"That's about one drink for a woman weighing 120 pounds, two for a 160-pound man. A "drink" means 12 ounces of beer, four ounces of wine"
I don't claim to be the world's foremost expert, but I immediately recognized that something important was omitted here. The missing ingredient is time. It takes time to drink, and BAC is basically a math problem between the amount of ethanol, body mass, and time. Basically, your body can't metabolize the alcohol in one standard drink (about a half ounce of pure ethanol) every hour, so if you consume a drink every hour over a period of time, your BAC slowly starts to build up. If you drink faster than one per hour, the concentration of alcohol builds up more quickly. It has nothing to do with tolerance, it's just math.
If the 160 lb. man drank two 12 oz. standard American beers evenly during his first hour of drinking, he would be at about .025% to .035% at the end of that hour--not .05%. It is however, true that the third beer in hour one might put him over .05% at the end of an hour--it would be close. If he drank four in hour one, he'd be getting perilously close to the current legal limit of .08%, as he would with six in three hours. Throttle back to five Buds during a three hour televised football game, though, and he is still comfortably below .08%. Since he has slowed his consumption, his liver is dealing a bit more effectively with his mouth, though still not at equilibrium.
My favorite online blood alcohol calculator is the Drink Wheel, from Intoximeters, Inc.--the company that manufactured the gas chromatographs I was trained to use a long time ago. The flame ionization detector and the Poropak Q column are still on the tip of my 37 degree Celsius tongue, 38 years later. It's called the drink wheel because long before the PC and decades before the Internet, the drink wheel was a circular contraption made of two discs of card stock that you could rotate around to select weight, beverage, and time to produce an estimate. Sure wish I had saved one of those gizmos. We used to hand them out right and left.

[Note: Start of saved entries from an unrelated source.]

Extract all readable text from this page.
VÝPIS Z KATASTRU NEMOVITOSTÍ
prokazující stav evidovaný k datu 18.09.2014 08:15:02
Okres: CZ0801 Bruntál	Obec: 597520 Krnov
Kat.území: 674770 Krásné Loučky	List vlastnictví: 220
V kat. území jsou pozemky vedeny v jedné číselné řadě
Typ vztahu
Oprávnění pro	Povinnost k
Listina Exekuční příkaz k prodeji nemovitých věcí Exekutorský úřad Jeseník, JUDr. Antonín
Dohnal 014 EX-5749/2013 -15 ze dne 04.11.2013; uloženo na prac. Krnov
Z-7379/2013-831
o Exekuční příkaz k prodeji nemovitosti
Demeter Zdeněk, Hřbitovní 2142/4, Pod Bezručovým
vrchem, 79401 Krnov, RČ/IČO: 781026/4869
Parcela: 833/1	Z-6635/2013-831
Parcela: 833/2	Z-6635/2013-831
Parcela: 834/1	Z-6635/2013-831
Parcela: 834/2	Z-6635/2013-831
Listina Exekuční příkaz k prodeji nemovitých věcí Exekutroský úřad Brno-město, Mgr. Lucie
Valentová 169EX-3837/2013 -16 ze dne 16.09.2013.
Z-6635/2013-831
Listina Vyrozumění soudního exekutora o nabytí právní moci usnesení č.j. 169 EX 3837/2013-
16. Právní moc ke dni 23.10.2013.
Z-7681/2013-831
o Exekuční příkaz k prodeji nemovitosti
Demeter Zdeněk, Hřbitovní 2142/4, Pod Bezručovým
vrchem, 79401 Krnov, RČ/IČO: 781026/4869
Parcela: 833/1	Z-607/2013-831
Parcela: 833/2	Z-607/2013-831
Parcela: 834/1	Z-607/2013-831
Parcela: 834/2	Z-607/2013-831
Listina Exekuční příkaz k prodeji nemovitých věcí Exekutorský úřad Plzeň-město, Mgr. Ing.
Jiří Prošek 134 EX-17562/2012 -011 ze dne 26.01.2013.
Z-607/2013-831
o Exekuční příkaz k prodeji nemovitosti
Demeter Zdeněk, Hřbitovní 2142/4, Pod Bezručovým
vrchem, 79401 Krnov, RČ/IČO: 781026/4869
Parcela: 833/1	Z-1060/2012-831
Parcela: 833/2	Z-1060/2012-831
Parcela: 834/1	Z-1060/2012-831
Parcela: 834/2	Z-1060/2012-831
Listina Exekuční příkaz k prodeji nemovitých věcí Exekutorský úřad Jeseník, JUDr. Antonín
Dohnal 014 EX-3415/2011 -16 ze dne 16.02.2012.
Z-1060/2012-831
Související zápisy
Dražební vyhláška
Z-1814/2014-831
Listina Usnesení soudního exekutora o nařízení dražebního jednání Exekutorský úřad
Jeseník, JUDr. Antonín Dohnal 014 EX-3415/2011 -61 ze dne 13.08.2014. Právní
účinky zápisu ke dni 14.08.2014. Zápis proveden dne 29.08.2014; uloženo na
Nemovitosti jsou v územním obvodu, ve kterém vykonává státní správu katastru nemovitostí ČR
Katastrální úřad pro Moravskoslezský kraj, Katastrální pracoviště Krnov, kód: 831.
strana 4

It is, however, only an estimate. Govern yourself accordingly, and err on the side of caution.
3 comments:
My problem with lowering the BAC limit is that, unless we somehow change our procedures in dealing with DUIs, it is not likely to make the roads any safer. Therefore, it seems just another way to limit freedom and raise money. While I don't disagree with the idea that even a .05 BAC is enough to affect a person's driving, does it effect it enough to really matter? Secondly, my guess is that even at the current BAC limit, at any given time, there are hundreds or thousands of people over the limit driving the roads of Nebraska. If we drop the limit to .05, that number will drastically increase. There is no way law enforcement can manage to get them all off the road in either case. We're left with catching a few before they have a crash, or discovering some afterward. Once, "caught", these folks typically go to detox or jail or are cited and released depending on the situation. They go to court, pay a fine, maybe get their license suspended, then go about their lives just as they always did. I doubt if the fines really amount to much more than it costs to catch them and process the cases, so it's probably not a money making deal either. What's the point?
Also, I'm quite sure a lot of people at .05 (or even .08) still drive better than a completely sober person who is drowsy or using their cell phone while driving. I suggest leaving the limit where it is and altering the penalties so that actually do some good toward lowering the number of impaired drivers on the roads. There needs to be some leeway. A person driving perfectly well who is pulled over for a taillight being out and found to be over the limit for the first offense does not deserve the same penalty as someone who was just involved in a fatal crash and found over the limit. A second offense should be much more severe and include at least some mandatory jail time. A third offense ought to be a life sentence. It is obvious from simply reading the papers that the current penalties do not keep people from driving drunk. If we're serious about keeping them off the roads, changing the limits will not do a thing unless we change the penalties.
So, an hour or so after my first comment, I read about a guy up in Omaha (I think it was) who was arrested after nearly hitting a police car for his eighth DUI. He had only been out of prison a few days before getting smashed and jumping behind the wheel. He was something like four times the legal limit. He gets another 12-year sentence at age 37, and will probably be back on the roads before he turns 44. I'm not sure if it's legislators or judges who are to blame, but the revolving door of DUIs going to jail and repeating their crimes needs to stop. How many people have lost their lives to these chronic offenders? How many more will?
I'm not a fan of these "calculators" as it gives a "license" to drink and drive. Most drinkers can't remember how many drinks they consumed (just two beers offisher) and these tools imply that there is an upper amount of alcohol that you can still safely imbibe.
I also hate to see news reports refer to the BAC of .08 as a limit. Again this implies that anything below that is OK. Most laws indicate that .08 or higher allows for a legal presumption (that can be disputed) that the driver is impaired. It is not a limit but a level of legal presumption.